Photoacoustic imaging technology plays a crucial role in the field of bioengineering. Firstly, this technology aids in the diagnosis and treatment of diseases because it can precisely visualize body structure in high-resolution images, ranging from the cellular level to an entire tissue. Secondly, it provides physiological information, such as oxygen saturation, without the help of contrast agents, which enables non-invasive analysis of inflammation status and differentiation of malignant tumors. Lastly, the integration of photoacoustics with ultrasound has become an important tool in developing new strategies for the diagnosis and treatment of diseases in various biological research and clinical trials. Advances in these technologies ultimately enable personalized medicine and drive innovative progress in the field of bioengineering.
About the goals you ultimately want to achieve through research
The first goal is to develop innovative medical imaging diagnostic technology, thereby extending patients’ lifespans by preventing diseases in advance or diagnosing them at earlier stages. Secondly, I aim to improve patients’ quality of life using these technologies. Lastly, I hope to contribute to reducing rapidly increasing medical costs, enhancing the efficiency of the medical system, and ultimately establishing and implementing stable medical policies, through the commercialization of these technologies, with our start-up company, Opticho.
About the difficulties you encountered during research and how you overcame them
I have encountered many challenges while conducting research. One of the biggest challenges was dealing with the uncertainty in the process of developing new technology. The development of a medical imaging device that integrates photoacoustic imaging with ultrasound required an innovative approach, different from pre-existing strategies, which often led to unpredicted issues.

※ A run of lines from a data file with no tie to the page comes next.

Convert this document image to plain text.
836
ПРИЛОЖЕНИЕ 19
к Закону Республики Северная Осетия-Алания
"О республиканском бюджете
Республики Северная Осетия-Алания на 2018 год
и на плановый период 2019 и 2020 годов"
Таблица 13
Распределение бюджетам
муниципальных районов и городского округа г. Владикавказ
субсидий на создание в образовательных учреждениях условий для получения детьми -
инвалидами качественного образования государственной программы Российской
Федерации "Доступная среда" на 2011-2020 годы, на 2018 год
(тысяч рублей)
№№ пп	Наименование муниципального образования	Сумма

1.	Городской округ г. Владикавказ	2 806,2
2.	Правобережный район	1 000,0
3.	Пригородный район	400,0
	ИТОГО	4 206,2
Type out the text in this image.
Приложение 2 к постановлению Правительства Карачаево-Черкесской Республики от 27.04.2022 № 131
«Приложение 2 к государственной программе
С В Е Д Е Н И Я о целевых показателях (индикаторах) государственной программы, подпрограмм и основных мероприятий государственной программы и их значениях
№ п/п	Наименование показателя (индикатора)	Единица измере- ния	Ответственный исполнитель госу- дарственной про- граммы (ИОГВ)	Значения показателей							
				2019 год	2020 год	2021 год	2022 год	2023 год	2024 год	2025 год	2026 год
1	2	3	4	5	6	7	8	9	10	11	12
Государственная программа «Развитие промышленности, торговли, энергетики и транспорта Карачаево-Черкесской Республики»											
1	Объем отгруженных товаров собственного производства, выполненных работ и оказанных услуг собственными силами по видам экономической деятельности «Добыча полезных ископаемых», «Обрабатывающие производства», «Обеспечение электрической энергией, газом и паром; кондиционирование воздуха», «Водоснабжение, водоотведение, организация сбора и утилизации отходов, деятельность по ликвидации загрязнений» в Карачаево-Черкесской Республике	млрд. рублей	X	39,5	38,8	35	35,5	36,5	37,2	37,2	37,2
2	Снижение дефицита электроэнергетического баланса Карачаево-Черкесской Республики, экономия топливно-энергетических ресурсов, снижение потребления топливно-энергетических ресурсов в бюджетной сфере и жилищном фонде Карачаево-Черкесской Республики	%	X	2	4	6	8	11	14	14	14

Close cooperation with my teammates was key to overcoming these difficulties. By sharing each member’s expertise and solving problems together, we were able to come up with new ideas. An attitude of not fearing failures and constantly making efforts was also crucial in the development process. When we failed in an experiment, we modified our approach based on the lessons we learned from the failure and eventually achieved a better result.

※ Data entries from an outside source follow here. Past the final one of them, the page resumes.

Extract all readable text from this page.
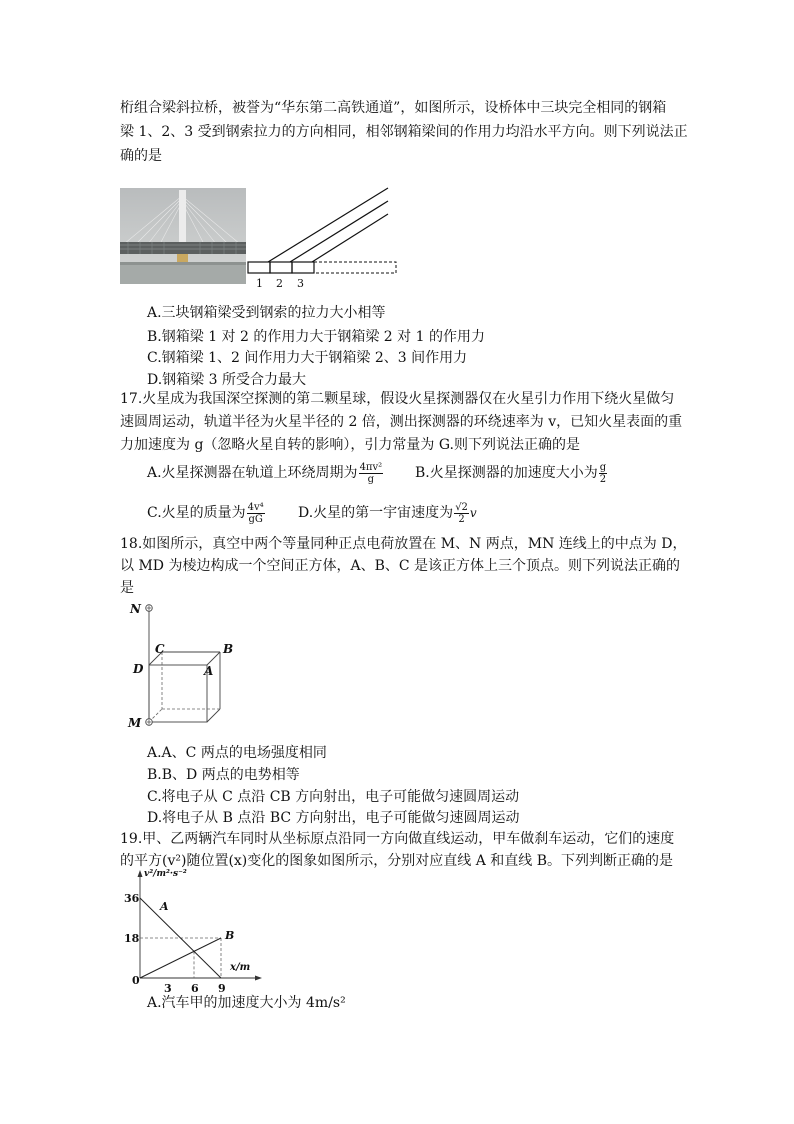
桁组合梁斜拉桥，被誉为“华东第二高铁通道”，如图所示，设桥体中三块完全相同的钢箱
梁 1、2、3 受到钢索拉力的方向相同，相邻钢箱梁间的作用力均沿水平方向。则下列说法正
确的是
1 2 3
A.三块钢箱梁受到钢索的拉力大小相等
B.钢箱梁 1 对 2 的作用力大于钢箱梁 2 对 1 的作用力
C.钢箱梁 1、2 间作用力大于钢箱梁 2、3 间作用力
D.钢箱梁 3 所受合力最大
17.火星成为我国深空探测的第二颗星球，假设火星探测器仅在火星引力作用下绕火星做匀
速圆周运动，轨道半径为火星半径的 2 倍，测出探测器的环绕速率为 v，已知火星表面的重
力加速度为 g（忽略火星自转的影响），引力常量为 G.则下列说法正确的是
A.火星探测器在轨道上环绕周期为 $\frac{\text{4πv²}}{g} B$.火星探测器的加速度大小为 $\frac{g}{2}$
C.火星的质量为 $\frac{\text{4v⁴}}{gG} D$.火星的第一宇宙速度为 $\frac{√2}{2}$ v
18.如图所示，真空中两个等量同种正点电荷放置在 M、N 两点，MN 连线上的中点为 D，
以 MD 为棱边构成一个空间正方体，A、B、C 是该正方体上三个顶点。则下列说法正确的
是
N
C	B
D	A
M
A.A、C 两点的电场强度相同
B.B、D 两点的电势相等
C.将电子从 C 点沿 CB 方向射出，电子可能做匀速圆周运动
D.将电子从 B 点沿 BC 方向射出，电子可能做匀速圆周运动
19.甲、乙两辆汽车同时从坐标原点沿同一方向做直线运动，甲车做刹车运动，它们的速度
的平方(v²)随位置(x)变化的图象如图所示，分别对应直线 A 和直线 B。下列判断正确的是
A
B
3 6 9
18
36
v²/m²·s⁻²
x/m
0
A.汽车甲的加速度大小为 4m/s²
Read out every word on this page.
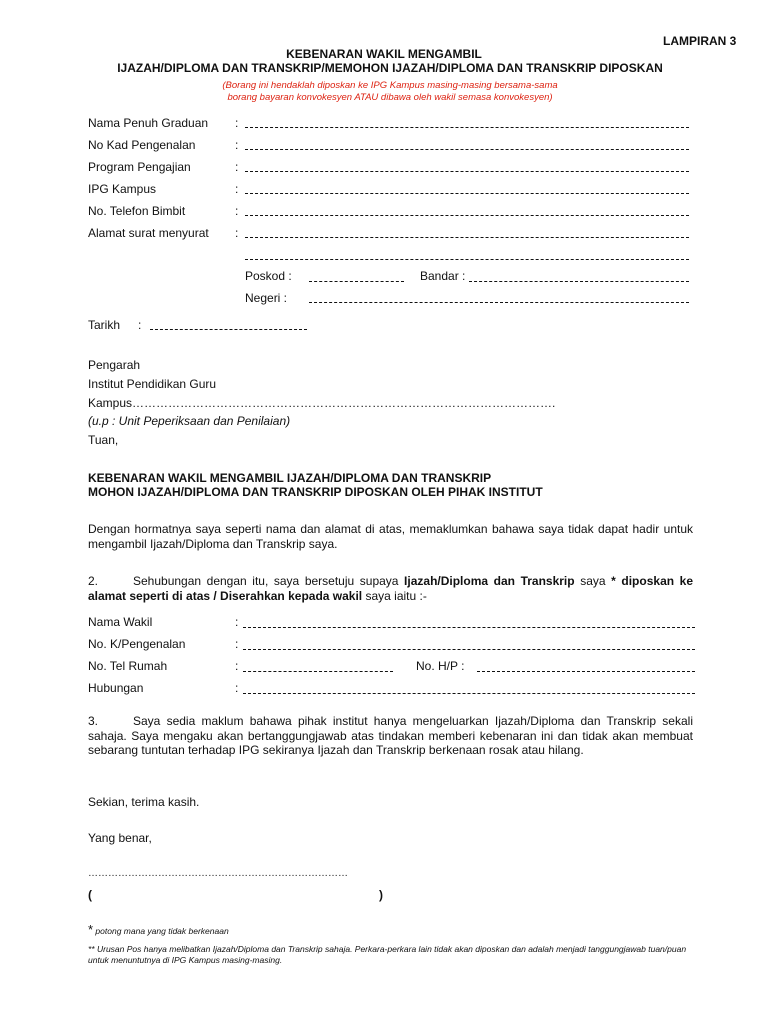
LAMPIRAN 3
KEBENARAN WAKIL MENGAMBIL
IJAZAH/DIPLOMA DAN TRANSKRIP/MEMOHON IJAZAH/DIPLOMA DAN TRANSKRIP DIPOSKAN
(Borang ini hendaklah diposkan ke IPG Kampus masing-masing bersama-sama
borang bayaran konvokesyen ATAU dibawa oleh wakil semasa konvokesyen)
Nama Penuh Graduan :
No Kad Pengenalan	:
Program Pengajian	:
IPG Kampus	:
No. Telefon Bimbit	:
Alamat surat menyurat :
Poskod :	Bandar :
Negeri :
Tarikh :
Pengarah
Institut Pendidikan Guru
Kampus…………………………………………………………………………………………….
(u.p : Unit Peperiksaan dan Penilaian)
Tuan,
KEBENARAN WAKIL MENGAMBIL IJAZAH/DIPLOMA DAN TRANSKRIP
MOHON IJAZAH/DIPLOMA DAN TRANSKRIP DIPOSKAN OLEH PIHAK INSTITUT
Dengan hormatnya saya seperti nama dan alamat di atas, memaklumkan bahawa saya tidak dapat hadir untuk mengambil Ijazah/Diploma dan Transkrip saya.
2.	Sehubungan dengan itu, saya bersetuju supaya Ijazah/Diploma dan Transkrip saya * diposkan ke alamat seperti di atas / Diserahkan kepada wakil saya iaitu :-
Nama Wakil	:
No. K/Pengenalan	:
No. Tel Rumah	:	No. H/P :
Hubungan	:
3.	Saya sedia maklum bahawa pihak institut hanya mengeluarkan Ijazah/Diploma dan Transkrip sekali sahaja. Saya mengaku akan bertanggungjawab atas tindakan memberi kebenaran ini dan tidak akan membuat sebarang tuntutan terhadap IPG sekiranya Ijazah dan Transkrip berkenaan rosak atau hilang.
Sekian, terima kasih.
Yang benar,
……………………………………………………………………
(	)
* potong mana yang tidak berkenaan
** Urusan Pos hanya melibatkan Ijazah/Diploma dan Transkrip sahaja. Perkara-perkara lain tidak akan diposkan dan adalah menjadi tanggungjawab tuan/puan untuk menuntutnya di IPG Kampus masing-masing.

Furthermore, I tried to keep my long-term goals in mind while accumulating small achievements. Research is like a marathon; it was important to continuously make an effort with the belief that each small step was contributing to my ultimate goal. Eventually, I was able to successfully develop a new medical imaging technology, overcoming all these challenges.

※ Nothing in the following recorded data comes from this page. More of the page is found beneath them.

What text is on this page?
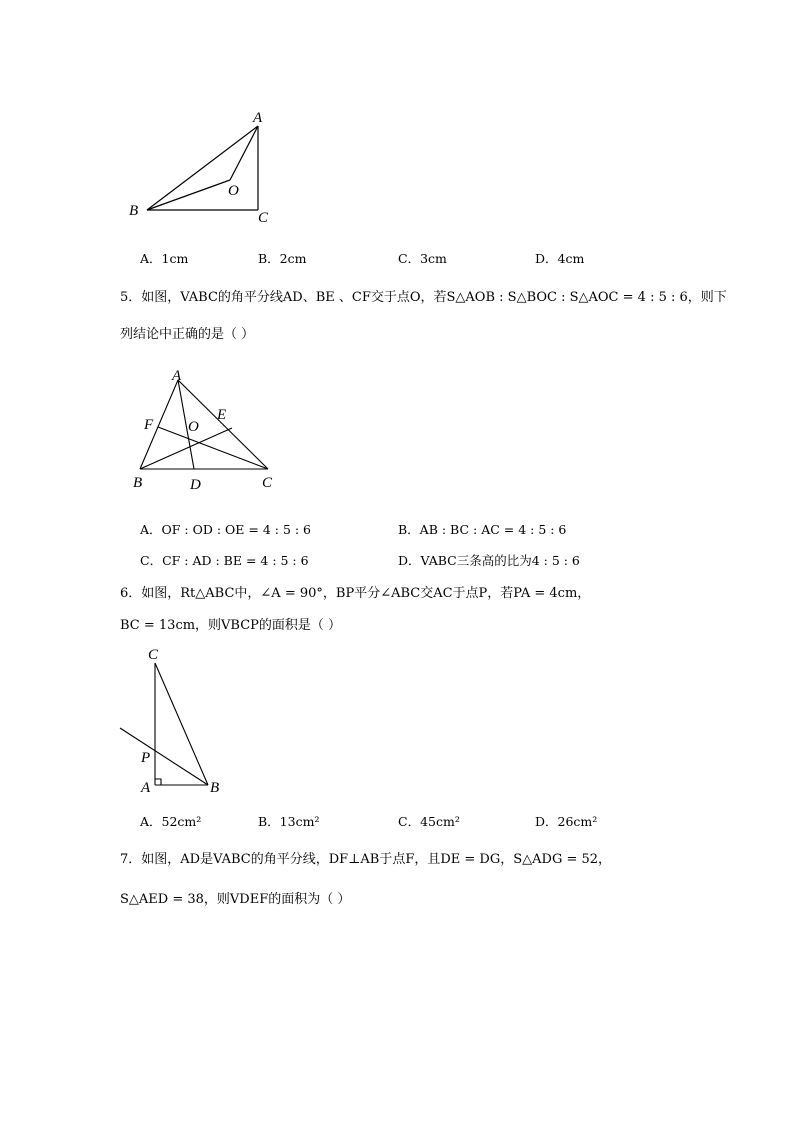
A
B	C
O
A．1cm	B．2cm	C．3cm	D．4cm
5．如图，VABC的角平分线AD、BE 、CF交于点O，若S△AOB : S△BOC : S△AOC = 4 : 5 : 6，则下
列结论中正确的是（ ）
A
B	C
D
E
F O
A．OF : OD : OE = 4 : 5 : 6	B．AB : BC : AC = 4 : 5 : 6
C．CF : AD : BE = 4 : 5 : 6	D．VABC三条高的比为4 : 5 : 6
6．如图，Rt△ABC中，∠A = 90°，BP平分∠ABC交AC于点P，若PA = 4cm，
BC = 13cm，则VBCP的面积是（ ）
C
P
A	B
A．52cm²	B．13cm²	C．45cm²	D．26cm²
7．如图，AD是VABC的角平分线，DF⊥AB于点F，且DE = DG，S△ADG = 52，
S△AED = 38，则VDEF的面积为（ ）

Advice to POSTECH students
These days, many students are trying to build their careers through diverse activities. However, I personally believe that participating in numerous activities is not always the best strategy. This is because, although you may start many projects, you may not always complete them. It is important to develop the habit of properly closing out each project. The experience of finalizing projects, even if they are small, will help you build a foundation that could support you in achieving bigger goals.